I have folders with many many files (e.g. over 100k), some files small (less than 1kb) and some files big (e.g. several MBs).
I would like to use pyspark and scan all the files under these folders, e.g. "C:\Xiang". The file names are, for example, Folder 1:
C:\Xiang\fold1\filename1.txt
C:\Xiang\fold1\filename2.txt
C:\Xiang\fold1\filename3.txt
C:\Xiang\fold1\filename1_.meta.txt
C:\Xiang\fold1\filename2_.meta.txt
...
"fold2", "fold3", ... have similarly structure.
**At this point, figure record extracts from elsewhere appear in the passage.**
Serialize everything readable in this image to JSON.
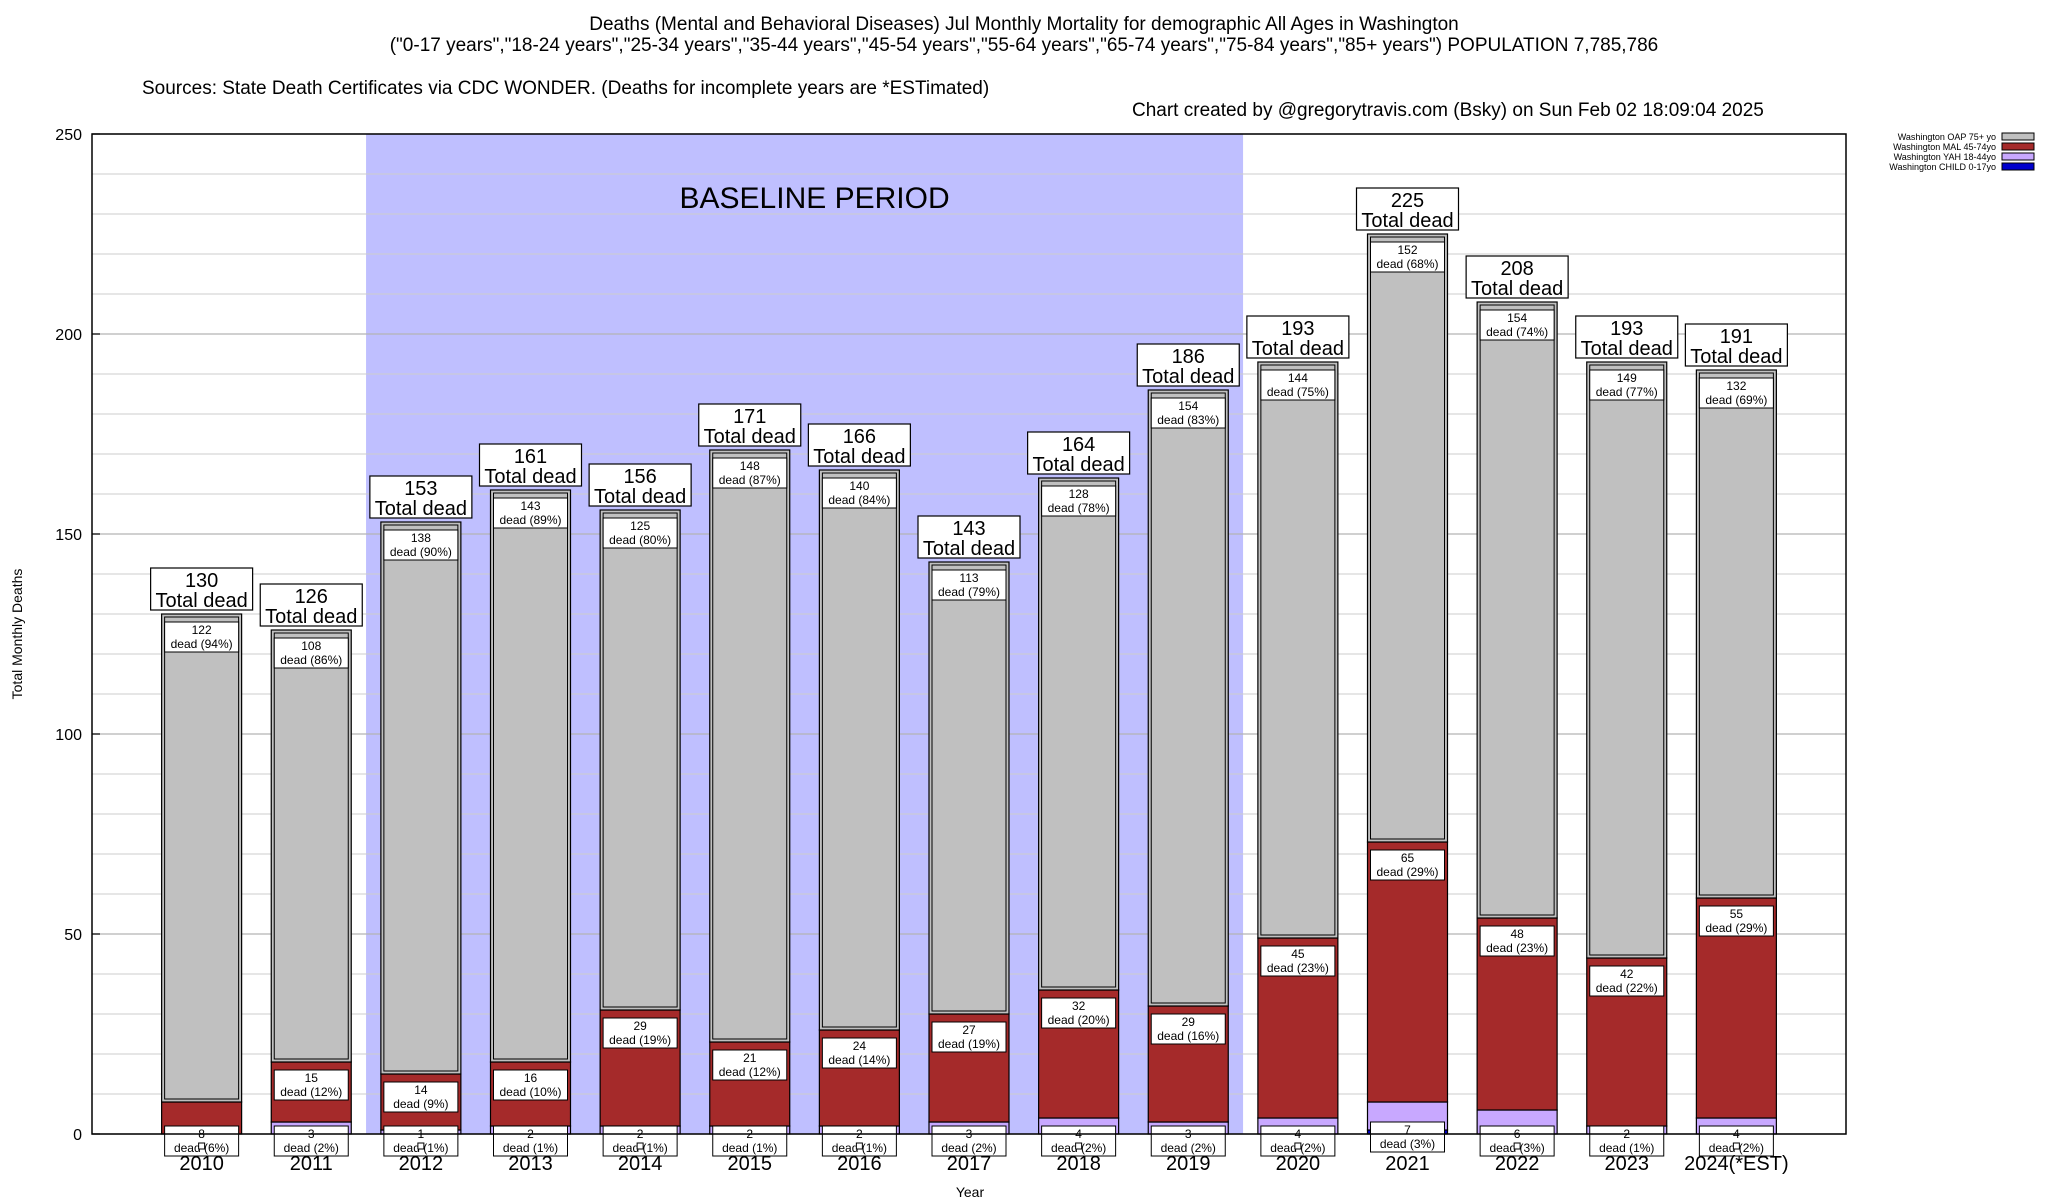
{
  "header": {
    "title": "Deaths (Mental and Behavioral Diseases) Jul Monthly Mortality for demographic All Ages in Washington",
    "subtitle": "(\"0-17 years\",\"18-24 years\",\"25-34 years\",\"35-44 years\",\"45-54 years\",\"55-64 years\",\"65-74 years\",\"75-84 years\",\"85+ years\") POPULATION 7,785,786",
    "sources": "Sources: State Death Certificates via CDC WONDER. (Deaths for incomplete years are *ESTimated)",
    "credit": "Chart created by @gregorytravis.com (Bsky) on Sun Feb 02 18:09:04 2025"
  },
  "chart_data": {
    "type": "bar",
    "stacked": true,
    "xlabel": "Year",
    "ylabel": "Total Monthly Deaths",
    "ylim": [
      0,
      250
    ],
    "yticks": [
      0,
      50,
      100,
      150,
      200,
      250
    ],
    "grid": true,
    "legend_position": "top-right",
    "baseline": {
      "label": "BASELINE PERIOD",
      "from": "2012",
      "to": "2019",
      "color": "#bfbfff"
    },
    "total_label_suffix": "Total dead",
    "segment_label_prefix": "dead",
    "categories": [
      "2010",
      "2011",
      "2012",
      "2013",
      "2014",
      "2015",
      "2016",
      "2017",
      "2018",
      "2019",
      "2020",
      "2021",
      "2022",
      "2023",
      "2024(*EST)"
    ],
    "totals": [
      130,
      126,
      153,
      161,
      156,
      171,
      166,
      143,
      164,
      186,
      193,
      225,
      208,
      193,
      191
    ],
    "series": [
      {
        "name": "Washington CHILD 0-17yo",
        "color": "#0000cc",
        "values": [
          0,
          0,
          0,
          0,
          0,
          0,
          0,
          0,
          0,
          0,
          0,
          1,
          0,
          0,
          0
        ],
        "percent": [
          0,
          0,
          0,
          0,
          0,
          0,
          0,
          0,
          0,
          0,
          0,
          0,
          0,
          0,
          0
        ],
        "labeled": false
      },
      {
        "name": "Washington YAH 18-44yo",
        "color": "#c8a8ff",
        "values": [
          0,
          3,
          1,
          2,
          2,
          2,
          2,
          3,
          4,
          3,
          4,
          7,
          6,
          2,
          4
        ],
        "percent": [
          0,
          2,
          1,
          1,
          1,
          1,
          1,
          2,
          2,
          2,
          2,
          3,
          3,
          1,
          2
        ],
        "labeled": [
          false,
          true,
          true,
          true,
          true,
          true,
          true,
          true,
          true,
          true,
          true,
          true,
          true,
          true,
          true
        ]
      },
      {
        "name": "Washington MAL 45-74yo",
        "color": "#a52a2a",
        "values": [
          8,
          15,
          14,
          16,
          29,
          21,
          24,
          27,
          32,
          29,
          45,
          65,
          48,
          42,
          55
        ],
        "percent": [
          6,
          12,
          9,
          10,
          19,
          12,
          14,
          19,
          20,
          16,
          23,
          29,
          23,
          22,
          29
        ],
        "labeled": true
      },
      {
        "name": "Washington OAP 75+ yo",
        "color": "#c0c0c0",
        "values": [
          122,
          108,
          138,
          143,
          125,
          148,
          140,
          113,
          128,
          154,
          144,
          152,
          154,
          149,
          132
        ],
        "percent": [
          94,
          86,
          90,
          89,
          80,
          87,
          84,
          79,
          78,
          83,
          75,
          68,
          74,
          77,
          69
        ],
        "labeled": true
      }
    ]
  }
}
I would like to scan all the files under these folders and get the modification time of each file. Ideally, it can be saved into a RDD, with pair as (key, value) with key the filename (e.g. C:\Xiang\filename1.txt) and value the modification time (e.g. 2020-12-16 13:40). So that I could perform further operation on these files, e.g. filter by the modification time and open the selected files. ...
Any idea?
Use pathlib
to get the last modified time and map onto your rdd of file names:
import os
import pathlib
rdd = sc.parallelize(os.listdir("C:\Xiang")) # try slash if backslash doesn't work
rdd2 = rdd.keyBy(lambda x: x).map(lambda f: (f[0], pathlib.Path(f[1]).stat().st_mtime))